Ein solches Bündnis mit dem SSW funktioniere auf kommunaler Ebene in Kiel gut, sagte Albig. Angriffe der CDU auf eine solche Koalition im Wahlkampf seien nicht anständig. Der CDU sei es unterschwellig vor allem darum gegangen, die Rechte der Minderheitenpartei infrage zu stellen. „Der SSW ist eine Partei wie jede andere“, betonte Albig.

CDU-Mann de Jager wies Vorwürfe zurück, Ressentiments gegen die Minderheiten-Partei zu schüren. Gleichwohl sei „eine solche Dänen-Ampel nicht stabil“, sagte er.
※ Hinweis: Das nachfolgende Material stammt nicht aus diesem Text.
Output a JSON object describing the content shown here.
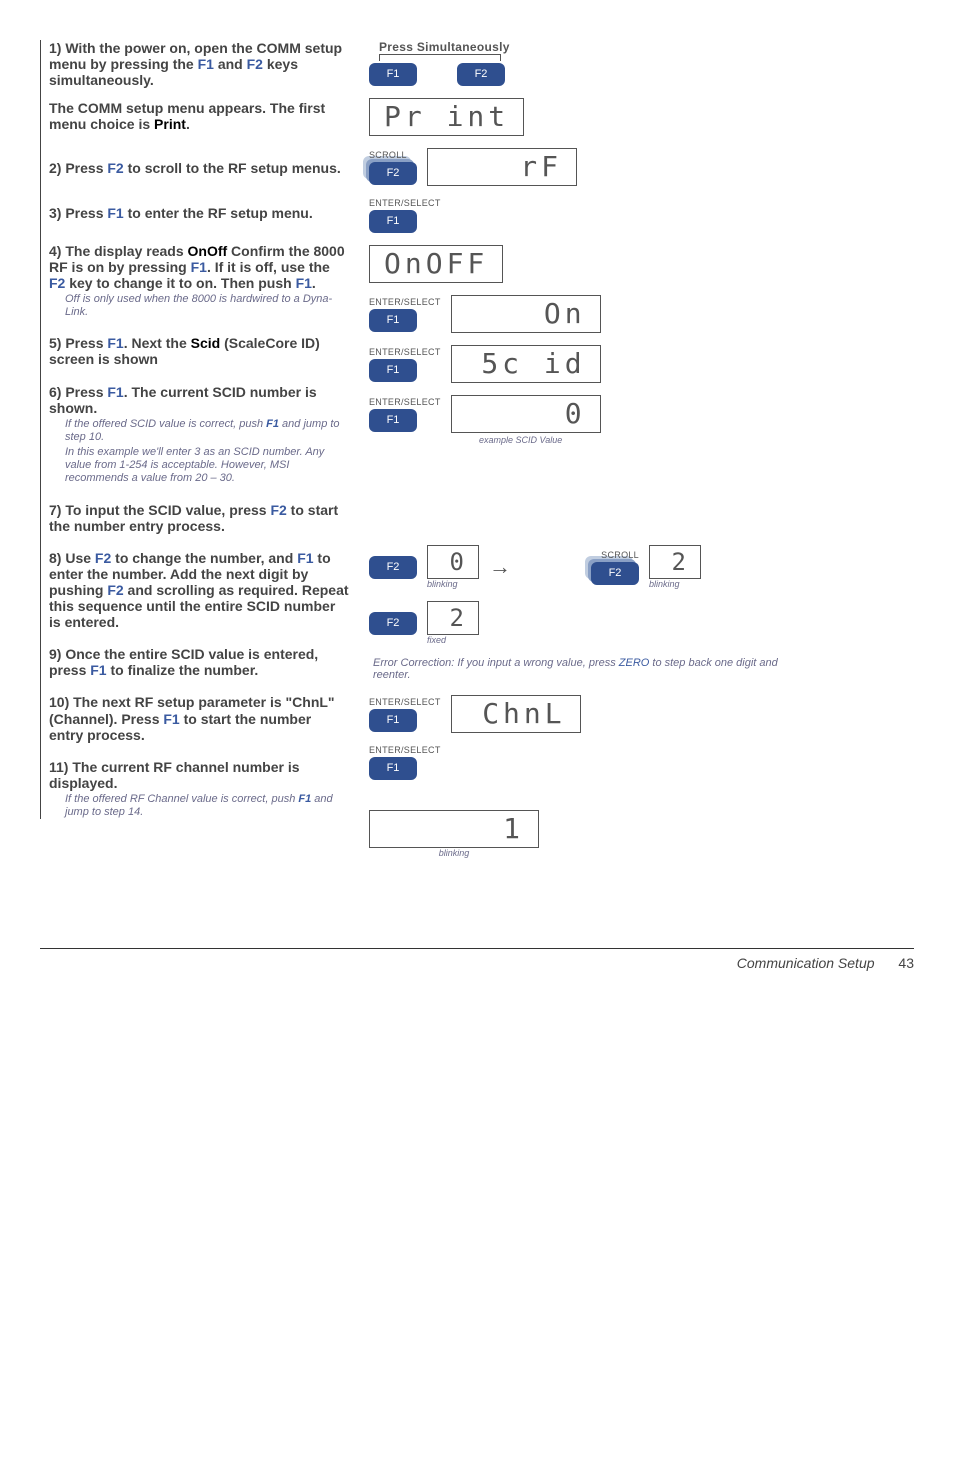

Nach dem Duell zeigten sich beide Seiten zufrieden mit dem Verlauf. Das Gespräch sei kämpferisch gewesen, sagte de Jager. „Sehr eindeutig“ machte er dabei Vorteile für sich aus. Albig empfand den Verlauf als „ganz okay“. Darüber werde die SPD die Wahl nicht verlieren.

Der Politikwissenschaftler Joachim Krause von der Kieler Christian-Albrechts-Universität sagte in einem dapd-Interview, Albig habe in dem Duell stark angefangen. Sein Kontrahent sei zunächst wegen der unglücklichen Kampagne gegen eine Dänen-Ampel fast hoffnungslos in der Defensive gewesen. „Allerdings hat dann de Jager bei den energiepolitischen, haushaltspolitischen und den wirtschaftspolitischen Themen deutlich mehr Kompetenz gezeigt als Albig, der sich viel zu häufig in Allgemeinheiten verlor“, urteilte Krause.

Nach Angaben des NDR hatte das TV-Duell insgesamt 340.000 Zuschauer, darunter 150.000 in Schleswig-Holstein.